Professor Frankie giving out bookmarks for correctly answering her magical questions. Ava Thuell 7 enjoying the show. Photo: Dion Georgopoulos
Hamish Ellison 10 enjoying the show. Photo: Dion Georgopoulos
While it’s been 20 years since we were first introduced to Harry Potter, the boy wizard still seems able to work his magic.
Children and the young at heart were entertained by Professor Frankie Falconette on Saturday in a special Harry Potter show as part of the Canberra Writers Festival.
Professor Frankie led a fun and interactive session, using drama and comedy to bring the world of Hogwarts alive in the National Library of Australia.
Nadia Sunde, who plays the role of Professor Frankie, is the author of two children’s books as well as a highly acclaimed children’s theatre writer and performer. She has worked as a music educator, actress, comedian and ABC radio presenter.
But for the course of the CWF she was a wand-wielding wizard in both sold-out sessions.
The event was one of several aimed at children and families over the weekend.
On Sunday, August 27, family highlights include a look back at the Australian classic Looking for Alibrandi with Melina Marchetta who wrote the book in 1992. Twenty-five years on, she will talk about the book with a screening of the 2000 film, at the National Museum of Australia from 1.15pm.
At 10.30am at the NMA, children’s author Tony Wilson will lead a hands-on session of fun activities inspired by his book The Cow Tripped Over the Moon, which was the National Simultaneous Reading Time title for 2017 where more than 686,000 kids sat down to enjoy the book at the same time!
The Canberra Writers Festival wraps up on Sunday August 27 but there are still tickets available for many events on the Sunday.

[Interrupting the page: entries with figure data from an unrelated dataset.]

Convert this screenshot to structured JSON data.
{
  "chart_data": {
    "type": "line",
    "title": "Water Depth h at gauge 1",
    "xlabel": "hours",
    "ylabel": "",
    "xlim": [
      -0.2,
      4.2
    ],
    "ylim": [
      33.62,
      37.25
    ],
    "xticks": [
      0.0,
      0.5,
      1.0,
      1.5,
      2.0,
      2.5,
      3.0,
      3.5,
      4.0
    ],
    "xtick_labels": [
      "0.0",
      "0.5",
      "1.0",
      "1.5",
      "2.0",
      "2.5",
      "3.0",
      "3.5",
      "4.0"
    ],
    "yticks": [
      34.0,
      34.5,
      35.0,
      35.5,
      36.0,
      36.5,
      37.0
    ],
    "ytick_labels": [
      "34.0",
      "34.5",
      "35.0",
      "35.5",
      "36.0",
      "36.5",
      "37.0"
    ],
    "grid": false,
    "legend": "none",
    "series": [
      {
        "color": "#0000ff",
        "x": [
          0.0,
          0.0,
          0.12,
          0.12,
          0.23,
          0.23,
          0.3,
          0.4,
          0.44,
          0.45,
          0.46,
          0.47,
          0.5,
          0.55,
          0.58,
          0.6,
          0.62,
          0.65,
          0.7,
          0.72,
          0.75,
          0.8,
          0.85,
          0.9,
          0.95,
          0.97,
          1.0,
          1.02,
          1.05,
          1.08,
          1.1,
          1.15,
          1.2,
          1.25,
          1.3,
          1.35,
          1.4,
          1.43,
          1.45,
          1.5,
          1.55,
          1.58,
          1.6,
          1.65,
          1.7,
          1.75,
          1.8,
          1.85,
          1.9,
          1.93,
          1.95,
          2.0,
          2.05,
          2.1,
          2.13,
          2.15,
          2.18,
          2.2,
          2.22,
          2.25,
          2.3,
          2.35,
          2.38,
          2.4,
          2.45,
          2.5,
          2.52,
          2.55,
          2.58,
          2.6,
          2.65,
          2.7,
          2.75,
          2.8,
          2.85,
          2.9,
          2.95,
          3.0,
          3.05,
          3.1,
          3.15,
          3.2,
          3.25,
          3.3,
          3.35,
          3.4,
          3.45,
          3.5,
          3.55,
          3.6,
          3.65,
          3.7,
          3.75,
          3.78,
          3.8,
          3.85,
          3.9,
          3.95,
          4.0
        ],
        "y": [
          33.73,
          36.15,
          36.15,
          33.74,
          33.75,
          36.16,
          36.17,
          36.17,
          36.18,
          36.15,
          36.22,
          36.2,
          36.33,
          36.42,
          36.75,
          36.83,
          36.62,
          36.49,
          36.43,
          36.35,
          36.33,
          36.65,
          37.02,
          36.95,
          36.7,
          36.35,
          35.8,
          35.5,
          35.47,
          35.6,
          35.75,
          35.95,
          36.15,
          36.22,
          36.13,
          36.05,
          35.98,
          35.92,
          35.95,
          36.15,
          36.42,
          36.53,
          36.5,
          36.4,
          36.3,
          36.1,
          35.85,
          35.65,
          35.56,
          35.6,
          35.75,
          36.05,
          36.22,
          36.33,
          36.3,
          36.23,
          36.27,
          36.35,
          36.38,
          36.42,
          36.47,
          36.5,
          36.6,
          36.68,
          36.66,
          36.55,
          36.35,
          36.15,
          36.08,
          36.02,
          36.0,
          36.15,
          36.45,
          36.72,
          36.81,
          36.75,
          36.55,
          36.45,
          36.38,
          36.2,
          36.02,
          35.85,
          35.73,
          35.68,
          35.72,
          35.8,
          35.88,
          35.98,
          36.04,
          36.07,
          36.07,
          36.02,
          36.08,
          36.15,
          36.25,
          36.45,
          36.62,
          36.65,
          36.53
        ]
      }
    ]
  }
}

Sunday’s highlights include: A discussion of the importance of young adult fiction with Jaclyn Moriarty, Will Kostakis and Ellie Marney, three of the talented authors who are contributors to the Begin, End, Begin: A #LoveOZYA Anthology, at the National Library of Australia at 12.30pm.Allan Gyngell, former director-general of the ONA, the Australian government’s central intelligence assessment agency, and Gareth Evans, former attorney-general and now Chancellor of the Australian National University will discuss how foreign policy matters to an island nation in uncertain times. At University House, from noon.Nikki Gemmell will talk about her poignant memoir After, which she wrote in an attempt to understand the “death of choice” of her mother. It is also the story of Elayn Gemmell, the often difficult, prickly relationship between mothers and daughters and how that changes over time. In conversation with Dr Leah Kaminsky at the National Portrait Gallery at 1pm.